Friday, 10 February 2017

Farewell Sunshine coast

The last month has been our family’s first time living by the sea in Australia. Most evenings, we’d hastily stack dishes and scurry across the street to Mudjimba Beach, which is broad and largely empty and has gleaming waves crashing onto a shallow, soft sandbar. Aurora and Sophia would usually muster the courage to bodysurf if there were less than ten jellyfish washed up on the tideline, while Tova danced alone, spinning and bearjumping and kicking up sand. The girls would all run to a distant fire pit where they dug in the ashes while we plashed our feet in the waves and talked about anything and nothing. The beach was very different during the daytime. The sun is amazingly strong and we couldn’t last long in its glare. Nonetheless, we enjoyed more than our share of sand castles, diving amongst schools of fish, and getting sun- and sand-burned.

Living in a small-size town was really nice too - we learned a lot from the locals. When you lay your newborn baby down in the sand at dusk, people don’t look at you funny; instead they strike up a conversation. Many more people here seem to set up their lives the way they want, like the couple who arranged their workdays around the tidal schedule so they can hit every peak surfing time. Figure out what you’re passionate about and orient your life around it - lesson learned!

Mudjimba was rather the perfect sort of place and setup for a newborn family. Our little house had enough space for the girls to play endlessly while one of us dandled Zadie and the other snuck out for a speed-hike up Mt Coolum, the local workout mountain. We read an alternating mix of sad books (The Narrow Road to the Deep North; The Road) and light ones (Salmon Fishing in the Yemen; Curse of the Spellmans). We guzzled passionfruit and watermelon and finger limes, making the most of fruit season.  We wish that all parents could get to spend a month in a beautiful location by a beach with their families; Tamar said she’d readily endure childbirth again to spend another month that way!

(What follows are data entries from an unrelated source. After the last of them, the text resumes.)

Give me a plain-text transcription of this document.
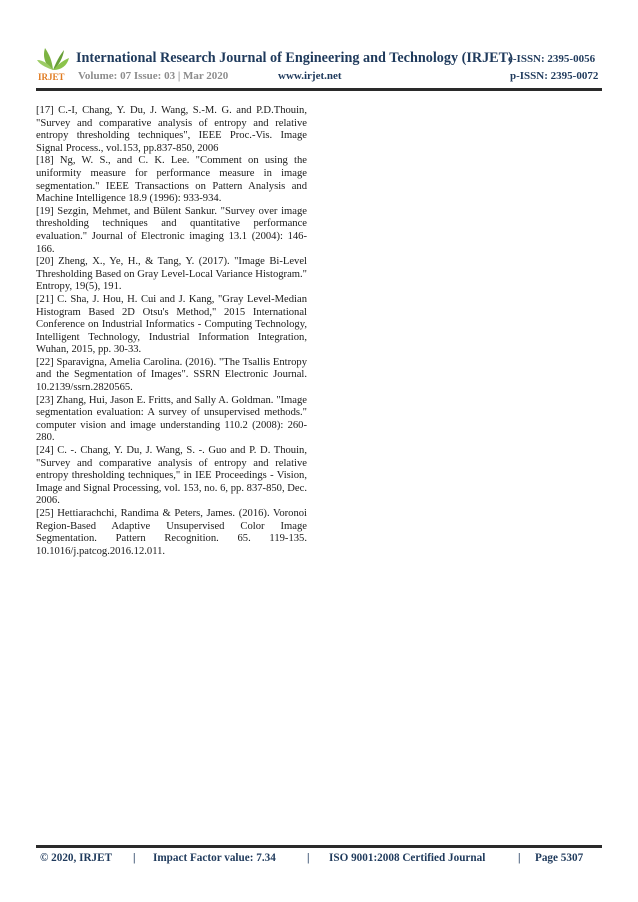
IRJET
International Research Journal of Engineering and Technology (IRJET)
Volume: 07 Issue: 03 | Mar 2020	www.irjet.net
e-ISSN: 2395-0056
p-ISSN: 2395-0072

[17] C.-I, Chang, Y. Du, J. Wang, S.-M. G. and P.D.Thouin, "Survey and comparative analysis of entropy and relative entropy thresholding techniques", IEEE Proc.-Vis. Image Signal Process., vol.153, pp.837-850, 2006

[18] Ng, W. S., and C. K. Lee. "Comment on using the uniformity measure for performance measure in image segmentation." IEEE Transactions on Pattern Analysis and Machine Intelligence 18.9 (1996): 933-934.

[19] Sezgin, Mehmet, and Bülent Sankur. "Survey over image thresholding techniques and quantitative performance evaluation." Journal of Electronic imaging 13.1 (2004): 146-166.

[20] Zheng, X., Ye, H., & Tang, Y. (2017). "Image Bi-Level Thresholding Based on Gray Level-Local Variance Histogram." Entropy, 19(5), 191.

[21] C. Sha, J. Hou, H. Cui and J. Kang, "Gray Level-Median Histogram Based 2D Otsu's Method," 2015 International Conference on Industrial Informatics - Computing Technology, Intelligent Technology, Industrial Information Integration, Wuhan, 2015, pp. 30-33.

[22] Sparavigna, Amelia Carolina. (2016). "The Tsallis Entropy and the Segmentation of Images". SSRN Electronic Journal. 10.2139/ssrn.2820565.

[23] Zhang, Hui, Jason E. Fritts, and Sally A. Goldman. "Image segmentation evaluation: A survey of unsupervised methods." computer vision and image understanding 110.2 (2008): 260-280.

[24] C. -. Chang, Y. Du, J. Wang, S. -. Guo and P. D. Thouin, "Survey and comparative analysis of entropy and relative entropy thresholding techniques," in IEE Proceedings - Vision, Image and Signal Processing, vol. 153, no. 6, pp. 837-850, Dec. 2006.

[25] Hettiarachchi, Randima & Peters, James. (2016). Voronoi Region-Based Adaptive Unsupervised Color Image Segmentation. Pattern Recognition. 65. 119-135. 10.1016/j.patcog.2016.12.011.

© 2020, IRJET | Impact Factor value: 7.34	| ISO 9001:2008 Certified Journal	| Page 5307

So it turns out we might be beach sort of people. Every one of us liked living right by the beach, and we were all sad to leave it. The last night a storm whipped the sand stinging around our legs, and lashed the waves into a froth. Aurora and Jakob rode the waves anyway until it was too dark to see, and all the girls yelled “BYE BEACH!” as they left. As we mull over where to live next, the beach will tug us a little harder thanks to our month in Mudjimba.

Beach baby

Stingers


Look what washed up on the beach

She already has the Mom what are you doing? look

Can you believe she is two months old!